Her longest outburst in the film — drunk, abandoned, raging at her husband and son for ordering margherita pizza again, “Order something else for once! I can’t stand this!” — lands somewhere between absurdity and heartbreak. And then there’s the moment, late in the film, when she turns to Gleb and asks, simply: “Where’s me?” She expects no answer. She gets none.

Variety called her “the film’s most electric, volatile presence.” IndieWire said she feels “astonishing” and “cut out of Antonioni.” It’s the kind of performance that tends to stay in a jury’s mind.

A Filmmaker Returned From the Edge

The backstory behind Minotaur is almost as dramatic as the film itself. Zvyagintsev, now 62 and living in exile in France, contracted COVID in 2020 and spent time in a coma before being left temporarily unable to move. He was still recovering when Russia invaded Ukraine in February 2022 — the same month in which his film is set. He has said publicly that he decided while he was ill that he would not return to Russia while it pursued a war that shamed him. He has not.

The film was shot entirely in Latvia and is officially a French-German-Latvian co-production, with MK2 Films handling international sales. MUBI has acquired Minotaur for North America, the UK, Ireland, Germany, Austria, and Latin America, with a release expected later this year. Zvyagintsev has been reunited with most of his regular collaborators — Krichman, production designers Masha Slavina and Andrey Ponkratov, and composers Evgeni and Sasha Galperine — all of whom, notably, now also live abroad.

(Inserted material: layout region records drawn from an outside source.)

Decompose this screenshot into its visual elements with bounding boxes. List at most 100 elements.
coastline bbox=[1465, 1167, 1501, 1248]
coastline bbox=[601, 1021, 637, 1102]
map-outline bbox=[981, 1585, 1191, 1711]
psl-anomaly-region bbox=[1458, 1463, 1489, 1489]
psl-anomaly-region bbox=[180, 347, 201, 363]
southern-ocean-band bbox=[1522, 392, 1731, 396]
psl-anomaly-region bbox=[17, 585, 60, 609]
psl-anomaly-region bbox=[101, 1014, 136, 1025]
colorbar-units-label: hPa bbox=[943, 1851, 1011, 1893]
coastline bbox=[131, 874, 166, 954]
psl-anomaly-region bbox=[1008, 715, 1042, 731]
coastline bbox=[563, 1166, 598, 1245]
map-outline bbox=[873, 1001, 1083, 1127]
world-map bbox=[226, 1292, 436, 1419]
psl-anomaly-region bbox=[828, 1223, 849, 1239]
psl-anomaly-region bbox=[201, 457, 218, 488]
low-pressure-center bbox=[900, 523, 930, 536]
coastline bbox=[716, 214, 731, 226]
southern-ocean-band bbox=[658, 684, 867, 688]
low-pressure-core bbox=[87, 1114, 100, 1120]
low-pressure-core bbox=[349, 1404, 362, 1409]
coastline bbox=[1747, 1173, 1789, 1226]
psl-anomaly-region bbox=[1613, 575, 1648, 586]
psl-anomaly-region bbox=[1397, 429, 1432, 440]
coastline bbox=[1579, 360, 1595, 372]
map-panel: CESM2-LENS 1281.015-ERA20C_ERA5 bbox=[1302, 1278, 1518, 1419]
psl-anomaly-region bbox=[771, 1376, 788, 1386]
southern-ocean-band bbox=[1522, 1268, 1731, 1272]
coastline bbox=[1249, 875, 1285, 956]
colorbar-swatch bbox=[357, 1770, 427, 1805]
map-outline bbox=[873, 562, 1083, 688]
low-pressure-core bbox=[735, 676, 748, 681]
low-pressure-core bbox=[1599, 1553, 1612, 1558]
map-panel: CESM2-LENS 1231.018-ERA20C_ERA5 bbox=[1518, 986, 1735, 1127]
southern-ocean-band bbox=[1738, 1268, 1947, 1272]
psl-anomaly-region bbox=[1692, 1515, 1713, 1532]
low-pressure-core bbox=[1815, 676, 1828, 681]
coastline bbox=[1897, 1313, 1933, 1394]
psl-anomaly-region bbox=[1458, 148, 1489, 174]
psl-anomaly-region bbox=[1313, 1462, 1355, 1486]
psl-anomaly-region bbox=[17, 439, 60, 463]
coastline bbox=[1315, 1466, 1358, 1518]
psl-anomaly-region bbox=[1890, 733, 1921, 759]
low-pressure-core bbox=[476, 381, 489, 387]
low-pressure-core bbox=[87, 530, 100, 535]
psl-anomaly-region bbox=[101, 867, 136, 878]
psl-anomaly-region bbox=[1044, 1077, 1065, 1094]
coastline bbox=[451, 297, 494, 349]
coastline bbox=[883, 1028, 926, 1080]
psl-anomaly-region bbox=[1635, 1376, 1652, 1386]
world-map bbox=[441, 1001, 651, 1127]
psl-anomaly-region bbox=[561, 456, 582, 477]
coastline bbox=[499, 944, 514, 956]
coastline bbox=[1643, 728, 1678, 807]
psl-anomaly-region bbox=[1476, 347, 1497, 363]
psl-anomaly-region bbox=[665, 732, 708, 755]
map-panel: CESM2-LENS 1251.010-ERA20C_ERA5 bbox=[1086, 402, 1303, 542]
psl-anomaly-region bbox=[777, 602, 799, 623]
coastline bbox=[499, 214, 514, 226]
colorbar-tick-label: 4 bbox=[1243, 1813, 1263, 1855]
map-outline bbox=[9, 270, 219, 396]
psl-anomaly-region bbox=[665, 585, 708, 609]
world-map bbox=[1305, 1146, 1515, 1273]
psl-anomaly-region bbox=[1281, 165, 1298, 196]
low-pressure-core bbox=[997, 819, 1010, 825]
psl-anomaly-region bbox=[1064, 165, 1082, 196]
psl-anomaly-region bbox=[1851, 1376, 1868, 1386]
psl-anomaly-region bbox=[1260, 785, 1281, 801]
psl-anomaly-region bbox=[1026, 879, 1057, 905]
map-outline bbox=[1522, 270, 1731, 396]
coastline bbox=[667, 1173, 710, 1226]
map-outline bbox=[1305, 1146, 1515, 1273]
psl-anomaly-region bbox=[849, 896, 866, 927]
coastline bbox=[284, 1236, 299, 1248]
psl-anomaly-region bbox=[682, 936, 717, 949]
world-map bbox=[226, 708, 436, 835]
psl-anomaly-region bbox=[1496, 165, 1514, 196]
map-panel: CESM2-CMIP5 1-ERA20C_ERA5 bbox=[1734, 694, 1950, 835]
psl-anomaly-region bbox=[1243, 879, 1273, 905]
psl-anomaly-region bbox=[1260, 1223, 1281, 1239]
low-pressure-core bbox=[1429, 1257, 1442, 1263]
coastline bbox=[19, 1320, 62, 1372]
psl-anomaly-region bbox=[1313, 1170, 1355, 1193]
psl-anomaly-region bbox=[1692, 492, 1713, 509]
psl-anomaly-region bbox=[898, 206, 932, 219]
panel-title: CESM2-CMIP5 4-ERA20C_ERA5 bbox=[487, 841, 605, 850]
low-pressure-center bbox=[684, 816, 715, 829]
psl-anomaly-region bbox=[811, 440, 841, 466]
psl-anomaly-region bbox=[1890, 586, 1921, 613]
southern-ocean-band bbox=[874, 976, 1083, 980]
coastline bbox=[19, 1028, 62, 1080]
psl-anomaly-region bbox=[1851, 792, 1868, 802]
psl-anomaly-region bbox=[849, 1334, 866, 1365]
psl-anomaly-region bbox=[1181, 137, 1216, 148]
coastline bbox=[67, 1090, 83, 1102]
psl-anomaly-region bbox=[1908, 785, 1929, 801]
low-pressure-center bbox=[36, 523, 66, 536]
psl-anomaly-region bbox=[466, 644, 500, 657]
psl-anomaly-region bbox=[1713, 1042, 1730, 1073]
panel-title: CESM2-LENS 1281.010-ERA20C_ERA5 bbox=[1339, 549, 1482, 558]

The Cannes pedigree is formidable. Loveless won the Jury Prize here in 2017. Leviathan took Best Screenplay in 2014. Elena earned the Un Certain Regard Special Jury Prize in 2011. Given that track record, expectations were already high before a single frame screened. The ten-minute ovation, and the reviews that followed, suggest those expectations were met.

Deadline’s Stephanie Bunbury called it “a great piece of work.” The Hollywood Reporter called it “grippy-as-a-live-squid.” IndieWire wrote: “Andrey Zvyagintsev, welcome back. We missed you, and we need you.”

The film ends, as Zvyagintsev films tend to, without comfort or resolution. Two detectives, presented with hard evidence that could break their case wide open, shrug it off. “Why do we bother?” one asks. “F-k if I know,” says the other. “Let’s have lunch.” And then there is a final image — characters floating above clouds, high above everything — that offers the appearance of escape while making clear, with quiet devastation, that things are about to get worse than anyone thought possible.